Vicino alle due facce del realismo si accosta alla nota serie ‘Nostra Signora Ironia‘. Tutto ne I Simpsons è canzonato: è l’America che deride se stessa. Tempo addietro in un episodio Kent Brockman disse: “I’ve said before and I’ll say again, Democracy simply doesn’t work” (trad: L’ho già già detto prima e lo dico di nuovo, la democrazia semplicemente non funziona). Il commento del giornalista è stato pronunciato in seguito alla riunione tra esponenti del governo U.S. per salvare Springfield dalla cometa gigante che ne provocherà la distruzione. É evidente che la frase è sarcastica e caustica allo stesso tempo: è l’immagine del figlio – il Giornalismo – che rinnega la sua genitrice, Democrazia.
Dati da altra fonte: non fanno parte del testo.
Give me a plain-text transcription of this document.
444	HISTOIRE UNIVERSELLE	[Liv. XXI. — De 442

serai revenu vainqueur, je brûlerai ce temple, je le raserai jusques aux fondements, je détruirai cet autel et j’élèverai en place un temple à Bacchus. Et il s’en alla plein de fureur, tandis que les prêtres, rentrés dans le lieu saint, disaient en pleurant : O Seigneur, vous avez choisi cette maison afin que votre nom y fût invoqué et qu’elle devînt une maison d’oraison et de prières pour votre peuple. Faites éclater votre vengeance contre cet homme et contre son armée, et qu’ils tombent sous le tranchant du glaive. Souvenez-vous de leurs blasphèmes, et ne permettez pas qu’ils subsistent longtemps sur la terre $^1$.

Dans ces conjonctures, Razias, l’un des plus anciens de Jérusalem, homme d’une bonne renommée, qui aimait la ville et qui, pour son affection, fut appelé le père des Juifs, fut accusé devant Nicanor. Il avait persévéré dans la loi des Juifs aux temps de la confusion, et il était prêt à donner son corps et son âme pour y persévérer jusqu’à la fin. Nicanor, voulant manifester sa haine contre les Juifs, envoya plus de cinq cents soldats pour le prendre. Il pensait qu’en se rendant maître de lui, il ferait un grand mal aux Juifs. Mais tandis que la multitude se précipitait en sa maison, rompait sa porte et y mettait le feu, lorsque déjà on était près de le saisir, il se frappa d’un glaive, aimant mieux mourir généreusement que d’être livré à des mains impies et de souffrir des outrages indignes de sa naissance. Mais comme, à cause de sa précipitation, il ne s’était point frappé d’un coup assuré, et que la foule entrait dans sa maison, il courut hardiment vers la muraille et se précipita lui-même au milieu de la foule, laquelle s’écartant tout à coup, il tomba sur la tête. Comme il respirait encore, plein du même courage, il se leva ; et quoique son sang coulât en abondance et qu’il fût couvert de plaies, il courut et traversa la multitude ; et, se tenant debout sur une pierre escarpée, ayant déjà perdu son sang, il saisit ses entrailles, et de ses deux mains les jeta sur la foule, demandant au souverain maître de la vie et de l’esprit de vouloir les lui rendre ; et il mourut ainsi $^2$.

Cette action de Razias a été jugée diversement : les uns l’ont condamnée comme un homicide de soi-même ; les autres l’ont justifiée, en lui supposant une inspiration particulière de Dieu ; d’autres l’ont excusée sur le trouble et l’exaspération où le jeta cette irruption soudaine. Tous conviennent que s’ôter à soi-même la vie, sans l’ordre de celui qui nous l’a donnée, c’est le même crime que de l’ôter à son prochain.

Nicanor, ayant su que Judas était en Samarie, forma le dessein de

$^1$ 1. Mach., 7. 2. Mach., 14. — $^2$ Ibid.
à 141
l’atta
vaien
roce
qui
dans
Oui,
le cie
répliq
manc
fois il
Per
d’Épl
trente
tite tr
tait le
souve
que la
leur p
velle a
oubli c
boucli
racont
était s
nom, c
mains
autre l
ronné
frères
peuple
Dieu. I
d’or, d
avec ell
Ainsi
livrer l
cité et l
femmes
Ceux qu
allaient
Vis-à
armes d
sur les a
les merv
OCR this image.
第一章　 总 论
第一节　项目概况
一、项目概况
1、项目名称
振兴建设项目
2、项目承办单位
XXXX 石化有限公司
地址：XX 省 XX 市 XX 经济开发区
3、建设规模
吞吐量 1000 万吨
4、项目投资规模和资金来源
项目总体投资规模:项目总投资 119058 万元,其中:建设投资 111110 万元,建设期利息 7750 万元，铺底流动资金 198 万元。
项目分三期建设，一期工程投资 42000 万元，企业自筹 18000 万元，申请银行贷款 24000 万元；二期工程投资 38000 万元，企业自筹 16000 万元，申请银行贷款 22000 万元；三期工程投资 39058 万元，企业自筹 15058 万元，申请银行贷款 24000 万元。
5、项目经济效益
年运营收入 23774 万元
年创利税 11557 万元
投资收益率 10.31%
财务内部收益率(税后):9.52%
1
Nella stessa puntata la prima pagina del quotidiano di Springfield, Springfield Shopper, apre il giorno così: “SCHOOL IS FOR LOSERS”.

Tutto ciò produce nello spettatore-lettore un senso di disorientamento e impotenza: questo è il potere desacralizzante dell’ironia (D.F. Wallace, 1993). I Simpsons sono la commedia dell’ironia dove satira, parodia, esagerazioni e assurdo si mescolano e permettono alla commedia di diventare il deus ex machina che causa e risolve tutti i problemi all’interno degli intrecci narrativi. La sitcom acquista così i caratteri dell’autoreferenzialità, dell’autocritica, dove niente è preso sul serio: il tutto svanisce e si dimentica in una febbrile risata. L’ironia alimenta se stessa; Irony for Irony’s Sake, non possiede qualità salvifiche o formative anzi esclude qualsiasi tipo di insegnamento, scredita la coesione sociale, disorienta lo spettatore e finisce con l’essere corrosiva e irrimediabilmente cinica. Per questa ragione è politicamente (in senso lato) pericolosa.